A própria Maria Isabel plantou feijão, milho e abóbora. Não conseguiu nada esse ano. Não tem dúvidas: foi dinheiro jogado fora. Se não fosse a aposentadoria rural que recebe, não sabe de onde viria o sustento da casa, com um neto e dois filhos. A filha, Isabel Cristina, 28, que trabalha com a mãe na lavoura, endossa: o ano foi difícil para todos. “A gente praticamente jogou a semente no mato. (A gente estava) acostumado a pegar sacos de feijão, só pegou dois litros, três litros".

Elas nem sabem, ao certo, quanto gastaram – ou perderam.

Mas o vaqueiro José Antônio Dias, 65, já fez suas contas. Perdeu R$ 3 mil investidos na roça. Faz projeções do quanto teria ganhado, sem a seca. Com esse valor todo, colheria 60 sacas de feijão. Conseguiu apenas cinco. Não vendeu nada.

"Quando tem bastante, a gente vende para tirar as despesas. Mas não deu para vender, não, só para tirar o comestível mesmo. A família é grande". Mesmo assim, ele diz que ainda ficou satisfeito. Deu, pelo menos, para “quentar a água” dos meninos.

Milho, outro produto comum, não teve nem para comer assado na fogueira. Então, a renda dele vem do trabalho com o gado e da aposentadoria rural. “É uma luta”.

Movidos pela fé

As perdas constantes na lavoura poderiam ser suficientes para fazê-los desistir. No entanto, movidos pela fé, entra ano, sai ano e basta uma chuvinha boa para que eles sigam com as sementes em direção ao campo, torcendo para que, dessa vez, a plantação vingue.

Morador da zona rural de Santa Teresinha, no Centro Norte da Bahia, o vaqueiro João Chaves dos Santos, mais conhecido como Pote, 59, sabe bem que o futuro da plantação é incerto, mas ele não desiste. Já deu sorte, mas, ultimamente, ela não anda do seu lado.

“Há 11 anos, plantei isso aqui tudo de milho e feijão e acertei. Foi a única vez. A gente, lavrador da roça, tem que tentar para ver se acerta. Aqui era uma safra de castanha de caju que dava prazer, hoje só tem para passarinho”, diz, apontando em direção ao terreno.

Há 11 anos, plantei isso aqui tudo de milho e feijão e acertei.
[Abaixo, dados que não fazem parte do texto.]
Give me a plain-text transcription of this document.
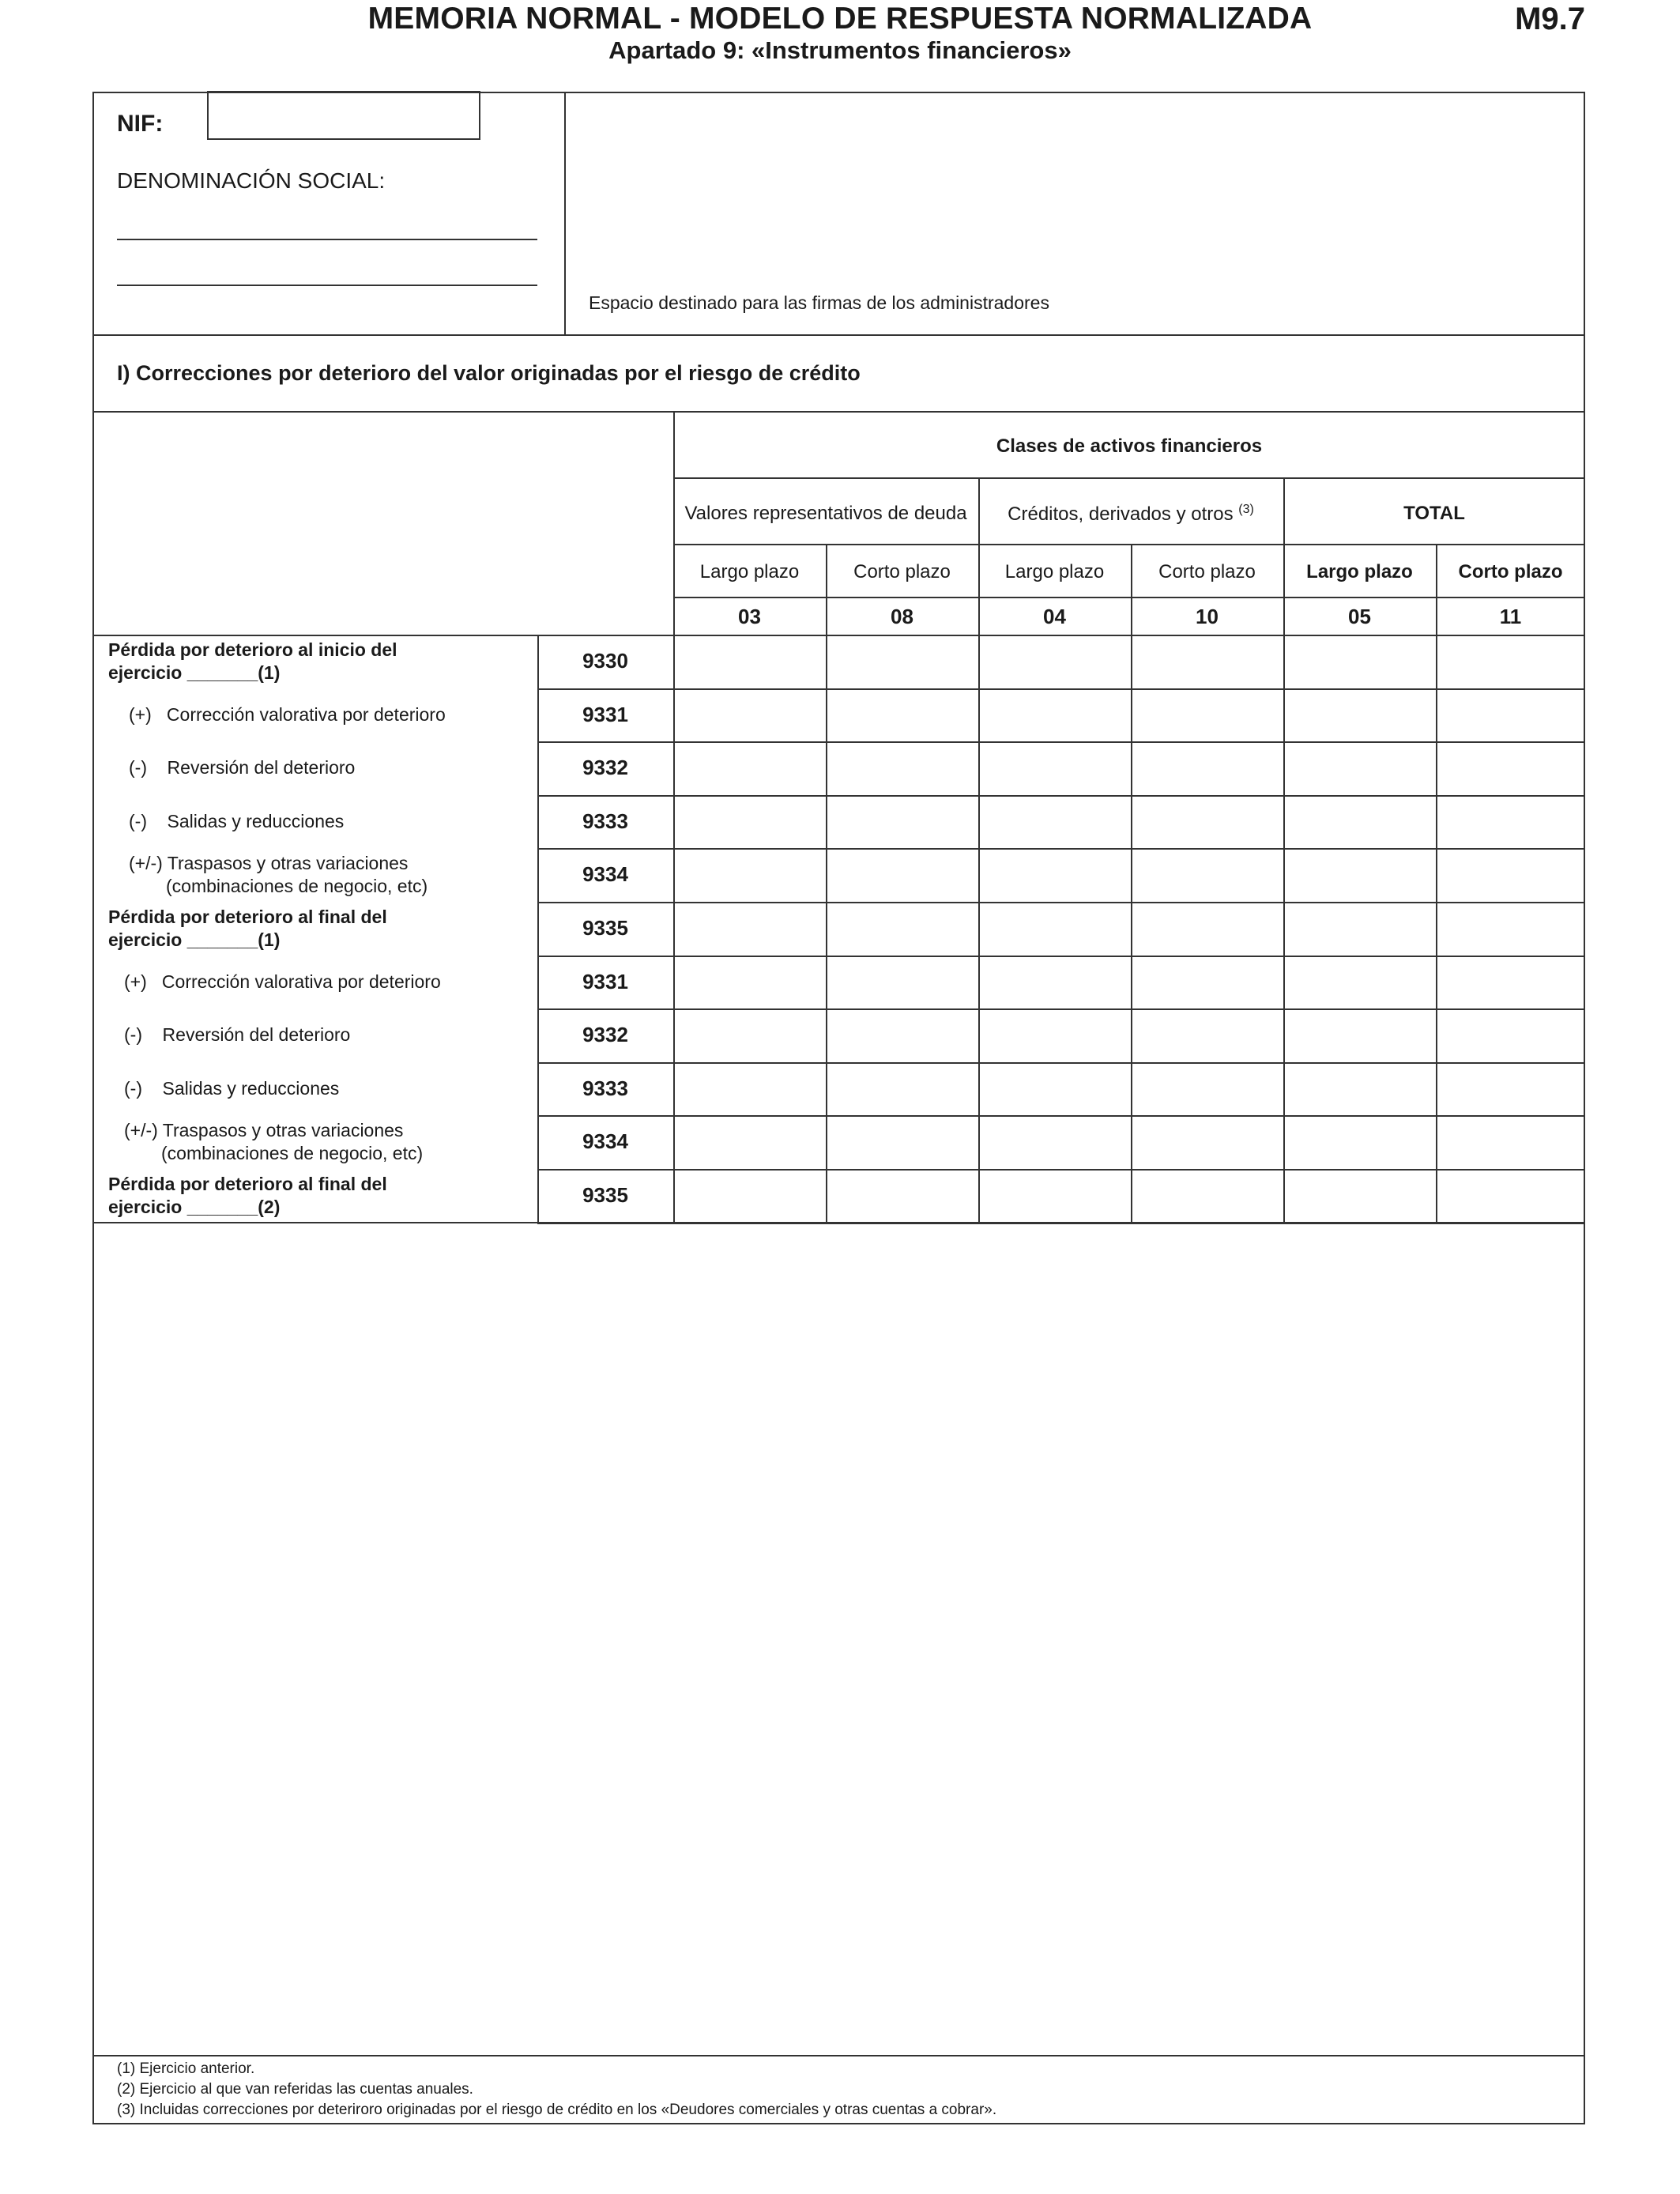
MEMORIA NORMAL - MODELO DE RESPUESTA NORMALIZADA
Apartado 9: «Instrumentos financieros»
M9.7
NIF:
DENOMINACIÓN SOCIAL:
Espacio destinado para las firmas de los administradores
I) Correcciones por deterioro del valor originadas por el riesgo de crédito
Clases de activos financieros
Valores representativos de deuda	Créditos, derivados y otros $^{(3)}$	TOTAL
Largo plazo	Corto plazo	Largo plazo	Corto plazo	Largo plazo	Corto plazo
03	08	04	10	05	11
Pérdida por deterioro al inicio del
ejercicio _______(1)	9330
(+)   Corrección valorativa por deterioro	9331
(-)    Reversión del deterioro	9332
(-)    Salidas y reducciones	9333
(+/-) Traspasos y otras variaciones
(combinaciones de negocio, etc)	9334
Pérdida por deterioro al final del
ejercicio _______(1)	9335
(+)   Corrección valorativa por deterioro	9331
(-)    Reversión del deterioro	9332
(-)    Salidas y reducciones	9333
(+/-) Traspasos y otras variaciones
(combinaciones de negocio, etc)	9334
Pérdida por deterioro al final del
ejercicio _______(2)	9335
(1) Ejercicio anterior.
(2) Ejercicio al que van referidas las cuentas anuales.
(3) Incluidas correcciones por deteriroro originadas por el riesgo de crédito en los «Deudores comerciales y otras cuentas a cobrar».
Foi a única vez. A gente, lavrador da roça, tem que tentar para ver se acerta

João Chaves dos Santos, vaqueiro

Quando vê a plantação verdinha começar a secar antes mesmo de dar frutos, seu Pote é tomado por uma tristeza sem fim. Mas a vida lhe ensinou que não pode baixar a cabeça. Aos poucos, ganha forças para continuar a lutar contra os infortúnios da seca. “Tem hora que me dá uma tristeza, tanta coisa que a gente tinha na roça e hoje a gente vai para a feira só para buscar, não leva nada para vender. Todo ano plantamos milho, feijão, aipim e batata. Lá no meu quintal, tem de tudo que você quiser, agora tá feio. Fazer o quê? É esperar a licença de Deus. Jesus dá o jeito. Tenho pena de olhar e ver tudo morrendo. Hoje tem que se apegar a Deus, senão morre de fome. E não é falta de experiência nem vontade para trabalhar”, diz.
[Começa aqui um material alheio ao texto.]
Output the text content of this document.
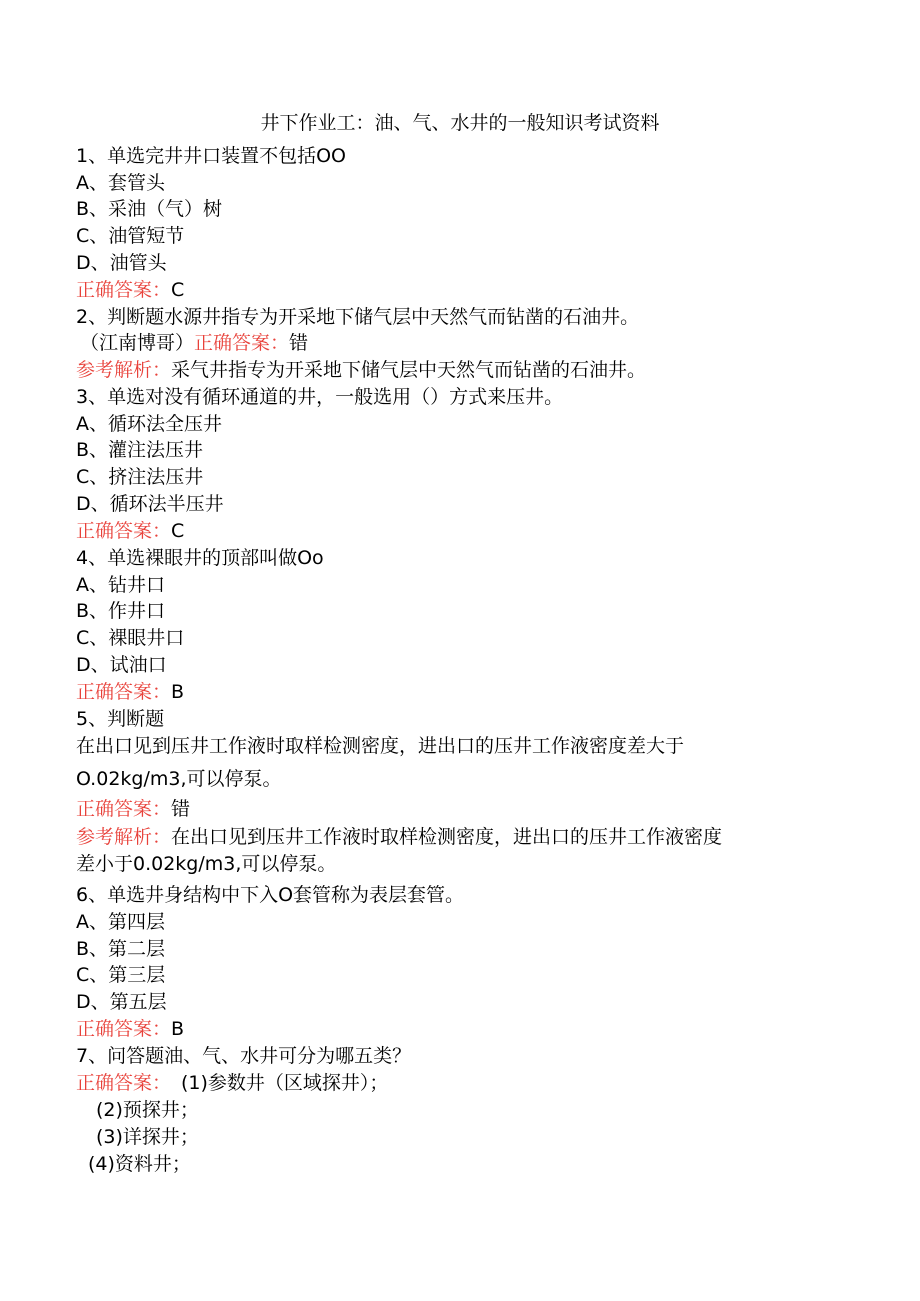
井下作业工：油、气、水井的一般知识考试资料
1、单选完井井口装置不包括OO
A、套管头
B、采油（气）树
C、油管短节
D、油管头
正确答案：C
2、判断题水源井指专为开采地下储气层中天然气而钻凿的石油井。
（江南博哥）正确答案：错
参考解析：采气井指专为开采地下储气层中天然气而钻凿的石油井。
3、单选对没有循环通道的井，一般选用（）方式来压井。
A、循环法全压井
B、灌注法压井
C、挤注法压井
D、循环法半压井
正确答案：C
4、单选裸眼井的顶部叫做Oo
A、钻井口
B、作井口
C、裸眼井口
D、试油口
正确答案：B
5、判断题
在出口见到压井工作液时取样检测密度，进出口的压井工作液密度差大于
O.02kg∕m3,可以停泵。
正确答案：错
参考解析：在出口见到压井工作液时取样检测密度，进出口的压井工作液密度
差小于0.02kg∕m3,可以停泵。
6、单选井身结构中下入O套管称为表层套管。
A、第四层
B、第二层
C、第三层
D、第五层
正确答案：B
7、问答题油、气、水井可分为哪五类？
正确答案： (1)参数井（区域探井）；
(2)预探井；
(3)详探井；
(4)资料井；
Também moradora da zona rural de Santa Teresinha, no povoado de Ferrugem, Dona Maria Lita Regis de Brito, 46 anos, e o marido Derneval Gonçalves de Brito, 48 anos, são insistentes. Já perderam as contas de quantas vezes plantaram e não colheram, mas não perdem a esperança. Entre erros e acertos, vão sobrevivendo e ganhando resistência para os tempos mais difíceis. “O feijão, quando dá, eu engarrafo todo para durar. Quando estava caro, eu tinha aqui. A gente conseguiu tirar um feijão aqui por teima, mas não deu o bastante”, lembra.

Se chovesse, o quintal de Lita seria de uma fartura só. Ela e o marido plantam de tudo. Mas, nos últimos anos, o sol não tem tido clemência e eles perdem quase tudo. O pouco que sobra é para a alimentação da família. “Agora tá pior, os pés de laranja lá embaixo estão morrendo tudo, a abóbora queimou. Aqui, a gente planta mandioca e faz a farinha. Esse ano a roça da mandioca quase acabou por causa do sol. Mas tem que agradecer a Deus. A gente cria galinha, não vende o ovo e fica para comer em casa. A gente vai arrumando a vida”, ressalta, enquanto mostra tudo que plantou e não conseguiu colher.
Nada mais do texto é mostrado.